Güncelleme Tarihi:
Bakan Çağlayan, Japonya'daki temaslarının son gününde, gazetecilere gezisiyle ilgili değerlendirmelerde bulundu.
Japonya Ekonomi, Ticaret ve Sanayi Bakanı ile görüşmesinde Türkiye'deki yatırım ortamını detaylı bir şekilde anlattığını kaydeden Çağlayan, Japon Bakana, üretim ve işgücü maliyetlerinin Avrupa'da yüksek, Türkiye'de düşük olduğunu, Avrupa'da 35 saat olan haftalık çalışma süresinin de Türkiye'de 45 saat olarak uygulandığını ifade ettiğini belirtti.
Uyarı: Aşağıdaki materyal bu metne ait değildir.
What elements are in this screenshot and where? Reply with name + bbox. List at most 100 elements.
Türkiye'nin mal ve üretim üssü olacağını dile getirdiğini vurgulayan Çağlayan, şunları söyledi:
“Ekonomi Bakanına, yeni teşvik sistemimiz hakkında da açıklamalarda bulundum. Ar-Ge alanında bin dolar ücret ödeniyorsa, bunun 900 dolarından vergi alınmadığını, sadece 100 doların vergilendirildiğini bildirdim. Arsa teşviklerini anlattım. Kurumlar vergisi oranını yüzde 20'ye düşürdüğümüzü, ancak yeni teşvik sistemiyle bazı sektörler ve bölgeler için kurumlar vergisi oranının yüzde 2'ye düştüğünü belirttim. Sayın Ohata, önce bir şaşırdı, sonra (Anlamadım) dedi. Arkasından (Yüzde 2 mi?) diye sordu. (Evet yüzde 2. Sadece yüzde 2) dedim. Büyük bir şaşkınlık geçirince, daha ayrıntılı bilgi aktardım ve bununla ilgili örnekler verdim. Bakan, (Ne olur. Yüzde 2'yi, kurumlar vergisinde yüzde 2'lik oranı Japonya'da kimseye söylemeyin. Yüzde 2'yi Japonlar duyarsa, Japonya'da yatırım yapacak kimse kalmaz, hepsi Türkiye'ye gider) diye konuştu. Yüzde 2 oranıyla ilgili aynı şaşkınlığı Toshiba CEO'su da gösterdi.”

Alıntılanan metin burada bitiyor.